I almost lost a friend to money.
She didn’t become addicted to it or anything, but it ripped our friendship to shreds. My friend and I were like family. When I came to FAMU, she made herself responsible for my well-being.
She always set me a plate aside when she cooked. She introduced me to her friends. She made my new situation feel like something I’ve known and cherished for years. She was like my sister, until I opened my pocketbook.
I saw my friend, my sister, was in a bind, I had to help. After all, I had the money to spare for the time being. She took it, somewhat hesitantly, and we went on like nothing had happened.
Then I needed the money back.
It was not paid back in the time we had agreed upon because of other situations that came up. It got to the point where I became paranoid, thinking I was being avoided for fear that the topic would come up. There were instigators, others in the circle who took time out of their lives to go back and forth with “he-said, she-said” talk and adding their two cents to make the situation worse.

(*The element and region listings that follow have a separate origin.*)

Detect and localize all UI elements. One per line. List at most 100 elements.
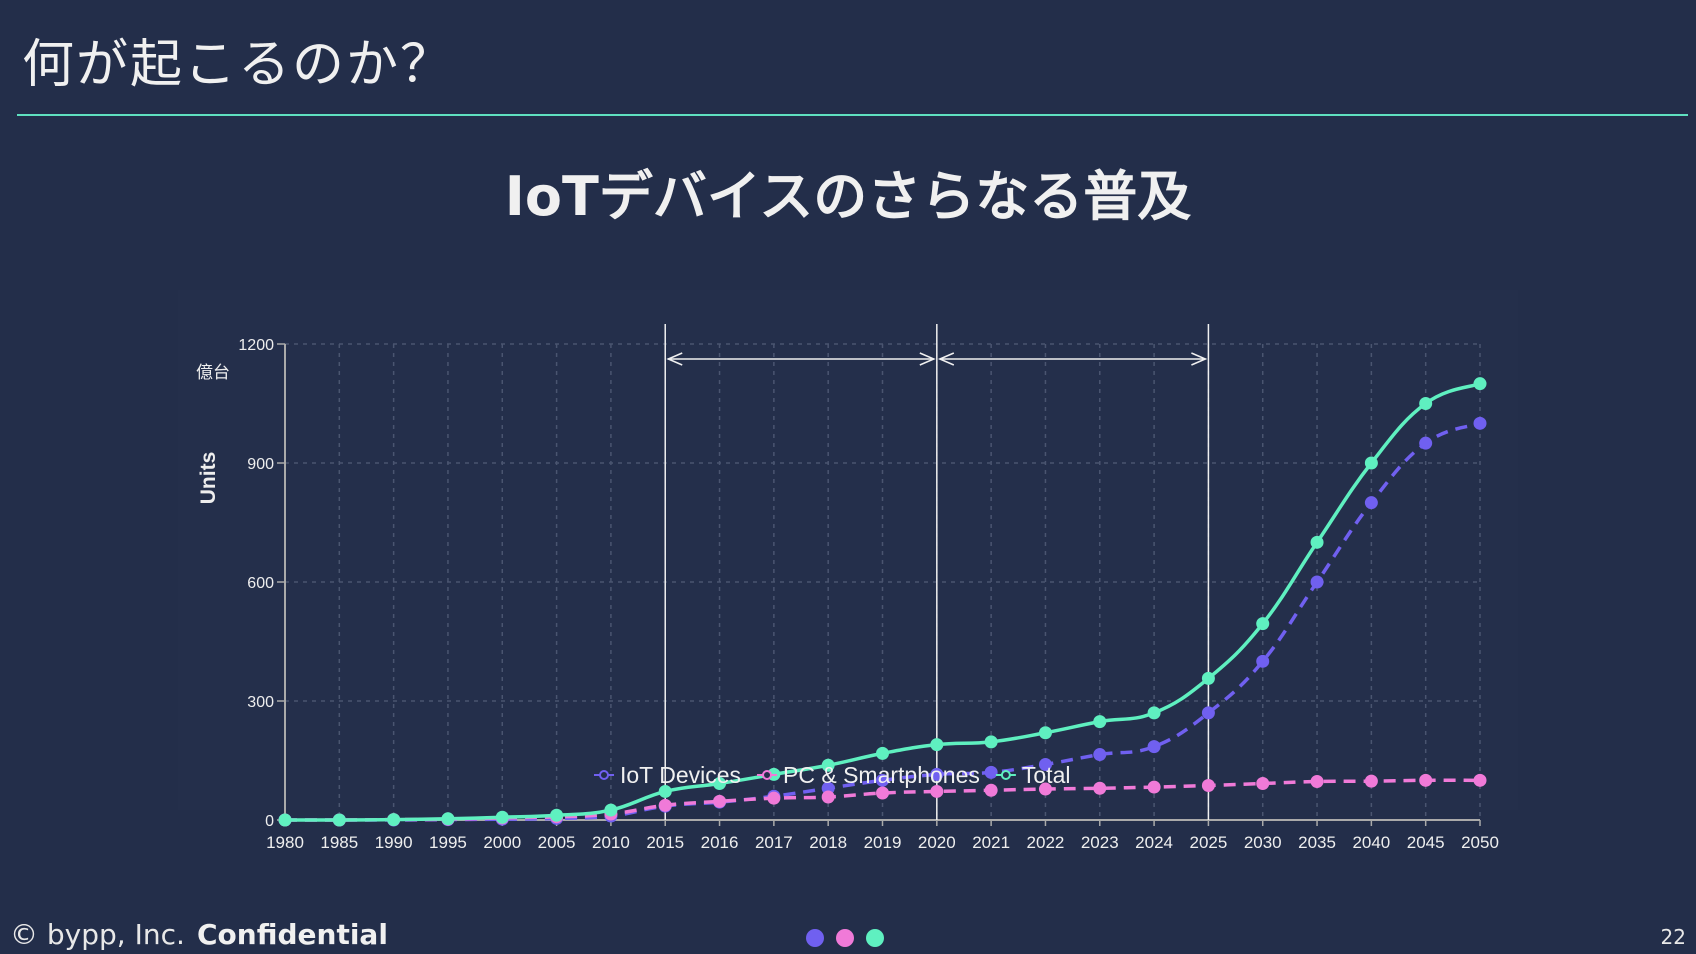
- data-point: [713, 777, 727, 791]
- brand-dots: [806, 929, 884, 947]
- x-tick-label: 2010: [592, 833, 630, 852]
- dot-1: [806, 929, 824, 947]
- data-point: [1419, 436, 1433, 450]
- data-point: [387, 813, 401, 827]
- data-point: [1364, 774, 1378, 788]
- x-tick-label: 2025: [1189, 833, 1227, 852]
- data-point: [1093, 715, 1107, 729]
- x-tick-label: 1985: [320, 833, 358, 852]
- data-point: [821, 790, 835, 804]
- page-number: 22: [1660, 925, 1686, 949]
- dot-3: [866, 929, 884, 947]
- data-point: [876, 786, 889, 800]
- legend-label: PC & Smartphones: [783, 762, 980, 788]
- data-point: [1093, 781, 1107, 795]
- x-tick-label: 2016: [701, 833, 739, 852]
- y-tick-label: 0: [265, 813, 274, 830]
- x-tick-label: 2020: [918, 833, 956, 852]
- data-point: [1256, 654, 1270, 668]
- arrowhead-right-icon: [919, 352, 936, 366]
- data-point: [713, 794, 727, 808]
- data-point: [1038, 782, 1052, 796]
- data-point: [1473, 377, 1487, 391]
- data-point: [930, 738, 944, 752]
- data-point: [1093, 748, 1107, 762]
- data-point: [1364, 456, 1378, 470]
- legend-label: IoT Devices: [620, 762, 741, 788]
- data-point: [1310, 775, 1324, 789]
- data-point: [1201, 778, 1215, 792]
- legend-item: IoT Devices: [594, 762, 741, 788]
- legend-marker-icon: [762, 770, 773, 780]
- data-point: [821, 758, 835, 772]
- x-tick-label: 2023: [1081, 833, 1119, 852]
- series-line: [284, 381, 1481, 822]
- x-tick-label: 2005: [538, 833, 576, 852]
- data-point: [1419, 773, 1433, 787]
- x-tick-label: 2000: [483, 833, 521, 852]
- data-point: [278, 813, 292, 827]
- data-point: [550, 808, 564, 822]
- chart-panel: [178, 290, 1518, 810]
- x-tick-label: 2019: [864, 833, 902, 852]
- data-point: [604, 803, 618, 817]
- x-tick-label: 2030: [1244, 833, 1282, 852]
- legend-marker-icon: [599, 770, 609, 780]
- data-point: [1038, 757, 1052, 771]
- data-point: [1201, 671, 1215, 685]
- x-tick-label: 2015: [646, 833, 684, 852]
- data-point: [1310, 575, 1324, 589]
- arrowhead-right-icon: [1191, 352, 1208, 366]
- x-tick-label: 2035: [1298, 833, 1336, 852]
- x-tick-label: 1995: [429, 833, 467, 852]
- data-point: [332, 813, 346, 827]
- x-tick-label: 2040: [1352, 833, 1390, 852]
- data-point: [1256, 617, 1270, 631]
- data-point: [1147, 740, 1161, 754]
- data-point: [984, 783, 998, 797]
- data-point: [984, 735, 998, 749]
- data-point: [658, 784, 672, 798]
- x-tick-label: 1980: [266, 833, 304, 852]
- data-point: [930, 784, 944, 798]
- data-point: [930, 767, 944, 781]
- data-point: [441, 812, 455, 826]
- x-tick-label: 2018: [809, 833, 847, 852]
- x-tick-label: 2024: [1135, 833, 1173, 852]
- data-point: [1473, 416, 1487, 430]
- y-tick-label: 900: [247, 456, 274, 473]
- data-point: [1419, 397, 1433, 410]
- data-point: [1473, 773, 1487, 787]
- y-tick-label: 1200: [238, 337, 274, 354]
- legend-marker-icon: [1000, 770, 1011, 780]
- data-point: [876, 746, 889, 760]
- unit-label: 億台: [196, 363, 230, 383]
- y-axis-label: Units: [197, 452, 220, 505]
- y-tick-label: 600: [247, 575, 274, 592]
- x-tick-label: 2050: [1461, 833, 1499, 852]
- data-point: [984, 765, 998, 779]
- x-tick-label: 2022: [1027, 833, 1065, 852]
- series-total: [278, 377, 1487, 827]
- x-tick-label: 2017: [755, 833, 793, 852]
- legend-item: PC & Smartphones: [757, 762, 980, 788]
- data-point: [658, 798, 672, 812]
- data-point: [1310, 535, 1324, 549]
- dot-2: [836, 929, 854, 947]
- data-point: [495, 810, 509, 824]
- data-point: [1038, 726, 1052, 740]
- arrowhead-left-icon: [666, 352, 683, 366]
- x-tick-label: 2021: [972, 833, 1010, 852]
- legend-label: Total: [1022, 762, 1071, 788]
- title-divider: [17, 114, 1688, 116]
- line-chart: 0 300 600 900 1200 1980 1985 1990 1995 2000 2005 20…: [178, 290, 1518, 852]
- slide-subtitle: IoTデバイスのさらなる普及: [504, 165, 1192, 228]
- data-point: [1256, 777, 1270, 791]
- data-point: [767, 791, 781, 805]
- legend-item: Total: [995, 762, 1071, 788]
- data-point: [1147, 780, 1161, 794]
- copyright: © bypp, Inc.: [10, 918, 185, 951]
- x-tick-label: 1990: [375, 833, 413, 852]
- data-point: [1147, 706, 1161, 720]
- x-tick-label: 2045: [1407, 833, 1445, 852]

Eventually, she repaid me, and I had my sister back.
She started nagging me about not making it to class again. She also started making my decisions for me. The fact that she was doing the things she used to do, the things I had longed for her to do, brought some normalcy back to our relationship.
But it may never be the same.
I am finally learning not to open my wallet for friends who find themselves in a jam. The topic of money, except for the famous “FAMU Net Check Waiting Game,” is now off topic for my friend and me.
And the next time I even think to pull the wallet from my pants pocket, I’ll think about the consequences. Especially when I think about the fact I almost missed out on having one of my best friends in my life.
Someone once said that you could not put a price on friendship. That person obviously never loaned a friend any money.
But I have and now I know to keep my pocketbook closed.